SIGNIFICATION DES TERMES.

Avant de continuer nos recherches, fixons la signification des termes que nous aurons à employer, car la confusion des mots produit nécessairement de l’ambiguïté et de l’indécision dans le raisonnement. Non seulement il faut en économie politique donner aux mots : richesse, capital, rente, salaire, un sens mieux défini que dans le langage ordinaire, mais encore se rappeler que, même en économie politique, quelques uns de ces mots n’ont pas de signification certaine, fixée de l’assentiment général, puisque différents auteurs donnent au même terme des sens différents, et que les mêmes écrivains emploient souvent le même mot dans des sens différents. Rien ne peut ajouter plus à la force de ce qui a été dit par des écrivains éminents sur l’importance des définitions claires et précises, que ce fait : ces mêmes écrivains tombant dans de graves erreurs (et cela souvent) par la cause même qu’ils signalent. Rien ne montre mieux l’importance du langage par rapport à la pensée, que le spectacle de penseurs émérites fondant leurs conclusions principales sur l’emploi d’un mot pris dans des sens différents. J’essaierai d’éviter les mêmes dangers. Je ferai tous mes efforts, à mesure que je rencontrerai un terme important, pour établir clairement quel sens je lui donne, et pour

  1. Cela me paraît vrai des objections de M. Thornton, car pendant qu’il nie l’existence d’un fonds prédéterminé de salaires, consistant en une portion du capital mis à part pour l’achat du travail, il affirme cependant (ce qui est essentiel) que les salaires sont tirés du capital, et que à l’accroissement ou à la diminution du capital correspond l’accroissement ou la diminution de sonds destiné au paiement des salaires. L’attaque la plus sérieuse que je connaisse, faite à la théorie du fonds réservé aux salaires, est celle portée par le professeur A. Walker (La question des salaires, New-York, 1876) ; et cependant il admet que les salaires sont en grande partie avancés sur le capital — c’est tout ce que peut demander le partisan le plus résolu de la théorie des fonds réservés aux salaires — pendant qu’il accepte complètement la théorie de Malthus.

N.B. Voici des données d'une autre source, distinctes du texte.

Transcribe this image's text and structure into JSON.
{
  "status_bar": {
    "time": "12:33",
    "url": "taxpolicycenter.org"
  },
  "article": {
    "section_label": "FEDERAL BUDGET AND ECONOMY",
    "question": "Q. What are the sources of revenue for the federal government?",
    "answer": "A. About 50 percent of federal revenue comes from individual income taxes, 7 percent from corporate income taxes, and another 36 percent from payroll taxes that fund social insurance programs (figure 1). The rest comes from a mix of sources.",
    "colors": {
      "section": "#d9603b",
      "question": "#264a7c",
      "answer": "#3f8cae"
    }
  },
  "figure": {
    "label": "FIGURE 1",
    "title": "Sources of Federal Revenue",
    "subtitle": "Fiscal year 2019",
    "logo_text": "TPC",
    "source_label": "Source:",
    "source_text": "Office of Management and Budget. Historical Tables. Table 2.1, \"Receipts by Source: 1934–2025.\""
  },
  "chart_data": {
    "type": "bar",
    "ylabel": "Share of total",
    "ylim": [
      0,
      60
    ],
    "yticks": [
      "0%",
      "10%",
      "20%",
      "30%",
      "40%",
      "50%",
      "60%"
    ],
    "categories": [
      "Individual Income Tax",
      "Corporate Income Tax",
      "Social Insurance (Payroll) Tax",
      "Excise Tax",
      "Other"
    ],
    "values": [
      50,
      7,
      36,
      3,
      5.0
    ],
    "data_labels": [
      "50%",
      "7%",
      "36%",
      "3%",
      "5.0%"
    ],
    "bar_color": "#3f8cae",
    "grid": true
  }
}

Donc ses conclusions pratiques ne diffèrent en aucune manière de celles que donnent les interprètes de la théorie courante.
  2. Nouvelle exposition de quelques principes importants d’Économie politique, chap. 1, partie 11.
  3. Les époques de panique commerciale sont marquées par une élévation du taux de l’escompte, ce qui n’est pas assurément un taux élevé d’intérêt proprement dit, mais un taux élevé d’assurance contre les risques.
  4. Par exemple, Mac Culloch (note vi, Richesse des nations) dit : « Cette portion du capital ou richesse d’un pays que ceux qui font travailler ont l’intention de payer en échange du travail, peut être beaucoup plus considérable à une époque qu’à une autre. Mais quelque puisse être son importance absolue, elle forme évidemment la seule source d’où l’on puisse tirer une portion quelconque du salaire du travail. Il n’existe pas d’autre fonds d’où le travailleur, en tant que travailleur, puisse tirer un seul shelling. Il s’ensuit donc, que la moyenne des salaires, ou portion du capital national consacrée au paiement du travail, qui échoit à chaque travailleur doit entièrement dépendre de la somme totale comparée au nombre de ceux parmi lesquels il faut la diviser. » On pourrait prendre dans tous les économistes en renom de semblables citations.
  5. Nous parlons du travail dépensé en production ; pour plus de simplicité, il vaut mieux ne s’occuper que de celui-là. Toute question que pourrait se faire le lecteur sur le salaire du travail improductif, doit donc être ajournée.